Objective: To study the relationship between aldehyde dehydrogenase-2 (ALDH2) and cytochrome P450 2E1 (CYP2E1) gene polymorphism and alcohol drinking habit with the susceptibility of hepatocellular carcinoma( HCC).
Methods: 300 cases of HCC and 292 controls were genotyped for the ALDH2 and CYP2E1 polymorphisms by using polymerase chain reaction-restriction fragment length polymorphism (PCR-RFLP) method.
Results: The frequencies of ALDH2 and CYP2E1 variant genotypes in cases and controls were 50.3%, 48.0% and 32.3%, 32.9%, respectively. There was no significant difference of ALDH2 and CYP2E1 genotypes distribution between cases and controls (P > 0.05). The risk for liver cancer was 3.334 times higher in alcoholics ( > or =3 times drinking per week) with ALDH2 * 2 genotype than that that in cases carrying ALDH2 * 1 genotype while drinking less than 3 times per week (95% CI = 1.746 - 6.406) , and the risk for liver cancer was 1.803 times higher in alcoholics ( > or =3 times drinking per week) with CYP2E1c2 genotype than that in cases carrying CYP2E1cl genotype while drinking less than 3 times per week (95% CI = 0.974 - 3.336). Haplotype of the two genotypes increased liver cancer risk to 1.200 folds (95% CI = 0.730 - 1.972), and interaction between drinking and genotypes increases risk of liver cancer to 1.816 folds (95% CI = 0.985 - 3.348).

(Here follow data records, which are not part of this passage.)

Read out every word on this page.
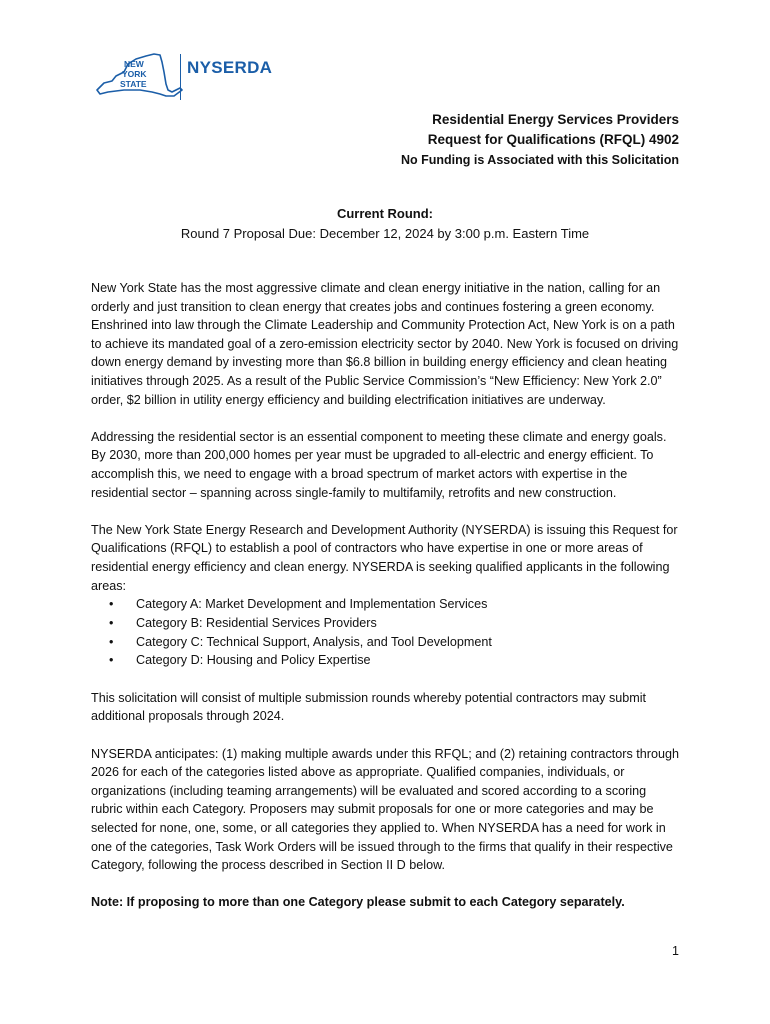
NEW
YORK
STATE
NYSERDA
Residential Energy Services Providers
Request for Qualifications (RFQL) 4902
No Funding is Associated with this Solicitation
Current Round:
Round 7 Proposal Due: December 12, 2024 by 3:00 p.m. Eastern Time

New York State has the most aggressive climate and clean energy initiative in the nation, calling for an orderly and just transition to clean energy that creates jobs and continues fostering a green economy. Enshrined into law through the Climate Leadership and Community Protection Act, New York is on a path to achieve its mandated goal of a zero-emission electricity sector by 2040. New York is focused on driving down energy demand by investing more than $6.8 billion in building energy efficiency and clean heating initiatives through 2025. As a result of the Public Service Commission’s “New Efficiency: New York 2.0” order, $2 billion in utility energy efficiency and building electrification initiatives are underway.

Addressing the residential sector is an essential component to meeting these climate and energy goals. By 2030, more than 200,000 homes per year must be upgraded to all-electric and energy efficient. To accomplish this, we need to engage with a broad spectrum of market actors with expertise in the residential sector – spanning across single-family to multifamily, retrofits and new construction.

The New York State Energy Research and Development Authority (NYSERDA) is issuing this Request for Qualifications (RFQL) to establish a pool of contractors who have expertise in one or more areas of residential energy efficiency and clean energy. NYSERDA is seeking qualified applicants in the following areas:

• Category A: Market Development and Implementation Services
• Category B: Residential Services Providers
• Category C: Technical Support, Analysis, and Tool Development
• Category D: Housing and Policy Expertise

This solicitation will consist of multiple submission rounds whereby potential contractors may submit additional proposals through 2024.

NYSERDA anticipates: (1) making multiple awards under this RFQL; and (2) retaining contractors through 2026 for each of the categories listed above as appropriate. Qualified companies, individuals, or organizations (including teaming arrangements) will be evaluated and scored according to a scoring rubric within each Category. Proposers may submit proposals for one or more categories and may be selected for none, one, some, or all categories they applied to. When NYSERDA has a need for work in one of the categories, Task Work Orders will be issued through to the firms that qualify in their respective Category, following the process described in Section II D below.

Note: If proposing to more than one Category please submit to each Category separately.

1
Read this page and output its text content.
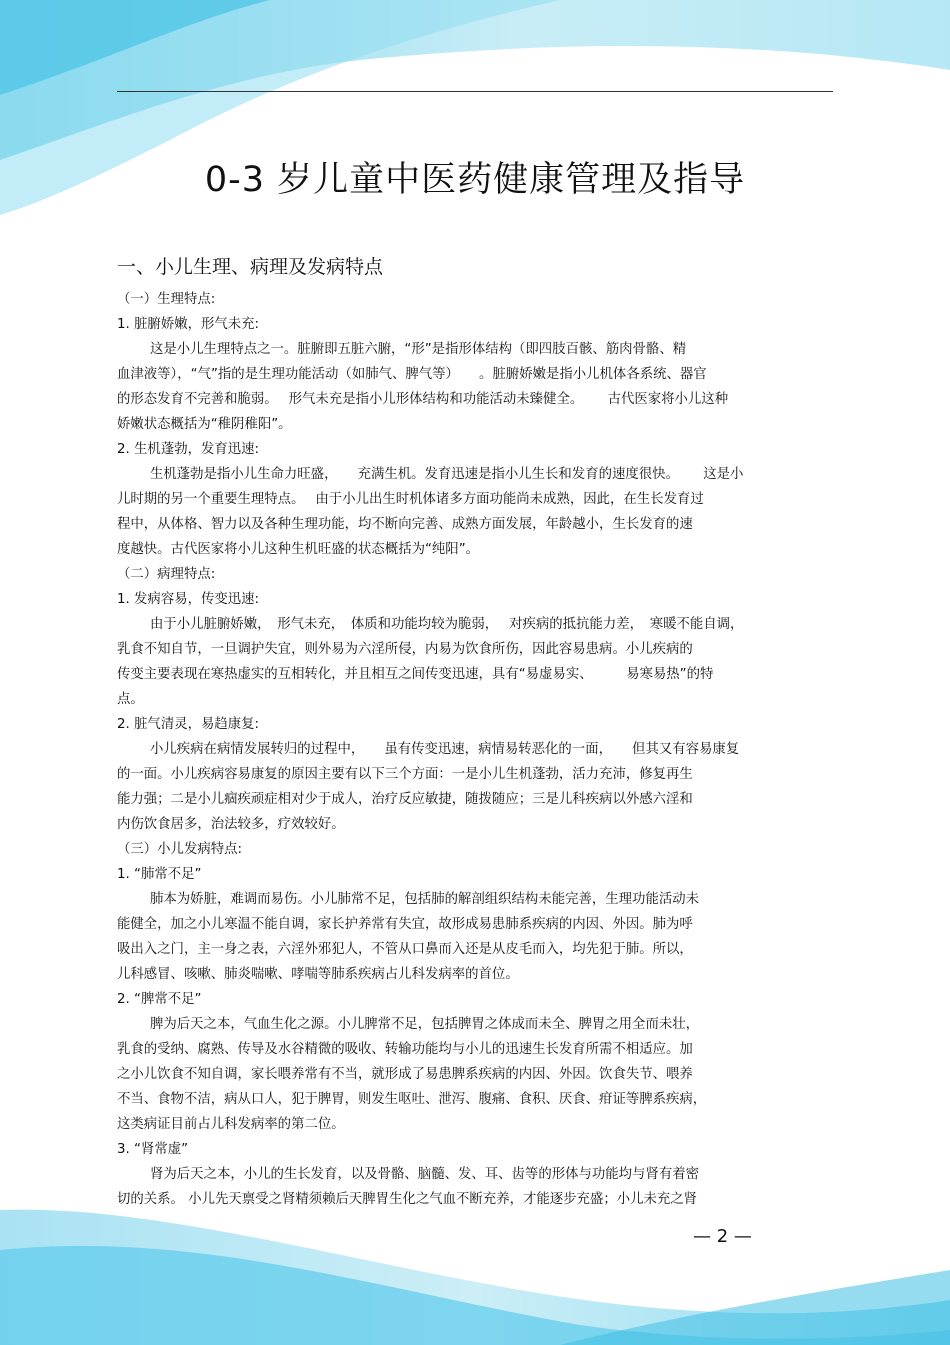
0-3 岁儿童中医药健康管理及指导
一、小儿生理、病理及发病特点
（一）生理特点:
1. 脏腑娇嫩，形气未充:
这是小儿生理特点之一。脏腑即五脏六腑，“形”是指形体结构（即四肢百骸、筋肉骨骼、精
血津液等），“气”指的是生理功能活动（如肺气、脾气等）　　。脏腑娇嫩是指小儿机体各系统、器官
的形态发育不完善和脆弱。　 形气未充是指小儿形体结构和功能活动未臻健全。　　 古代医家将小儿这种
娇嫩状态概括为“稚阴稚阳”。
2. 生机蓬勃，发育迅速:
生机蓬勃是指小儿生命力旺盛，　　充满生机。发育迅速是指小儿生长和发育的速度很快。　　 这是小
儿时期的另一个重要生理特点。　 由于小儿出生时机体诸多方面功能尚未成熟，因此，在生长发育过
程中，从体格、智力以及各种生理功能，均不断向完善、成熟方面发展，年龄越小，生长发育的速
度越快。古代医家将小儿这种生机旺盛的状态概括为“纯阳”。
（二）病理特点:
1. 发病容易，传变迅速:
由于小儿脏腑娇嫩，　形气未充，　体质和功能均较为脆弱，　 对疾病的抵抗能力差，　寒暖不能自调，
乳食不知自节，一旦调护失宜，则外易为六淫所侵，内易为饮食所伤，因此容易患病。小儿疾病的
传变主要表现在寒热虚实的互相转化，并且相互之间传变迅速，具有“易虚易实、　　　易寒易热”的特
点。
2. 脏气清灵，易趋康复:
小儿疾病在病情发展转归的过程中，　　虽有传变迅速，病情易转恶化的一面，　　但其又有容易康复
的一面。小儿疾病容易康复的原因主要有以下三个方面：一是小儿生机蓬勃，活力充沛，修复再生
能力强；二是小儿痼疾顽症相对少于成人，治疗反应敏捷，随拨随应；三是儿科疾病以外感六淫和
内伤饮食居多，治法较多，疗效较好。
（三）小儿发病特点:
1. “肺常不足”
肺本为娇脏，难调而易伤。小儿肺常不足，包括肺的解剖组织结构未能完善，生理功能活动未
能健全，加之小儿寒温不能自调，家长护养常有失宜，故形成易患肺系疾病的内因、外因。肺为呼
吸出入之门，主一身之表，六淫外邪犯人，不管从口鼻而入还是从皮毛而入，均先犯于肺。所以，
儿科感冒、咳嗽、肺炎喘嗽、哮喘等肺系疾病占儿科发病率的首位。
2. “脾常不足”
脾为后天之本，气血生化之源。小儿脾常不足，包括脾胃之体成而未全、脾胃之用全而未壮，
乳食的受纳、腐熟、传导及水谷精微的吸收、转输功能均与小儿的迅速生长发育所需不相适应。加
之小儿饮食不知自调，家长喂养常有不当，就形成了易患脾系疾病的内因、外因。饮食失节、喂养
不当、食物不洁，病从口人，犯于脾胃，则发生呕吐、泄泻、腹痛、食积、厌食、疳证等脾系疾病，
这类病证目前占儿科发病率的第二位。
3. “肾常虚”
肾为后天之本，小儿的生长发育，以及骨骼、脑髓、发、耳、齿等的形体与功能均与肾有着密
切的关系。 小儿先天禀受之肾精须赖后天脾胃生化之气血不断充养，才能逐步充盛；小儿未充之肾
— 2 —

Conclusion: ALDH2 or CYP2E1 genotypes alone render no significant risk for HCC, while frequent alcoholic consumption together with ALDH2 or CYP2E1 variant genotypes are associated with risk of hepatocarcinogenesis, suggesting a gene-environment interaction in increasing risk for HCC among Guangxi residents.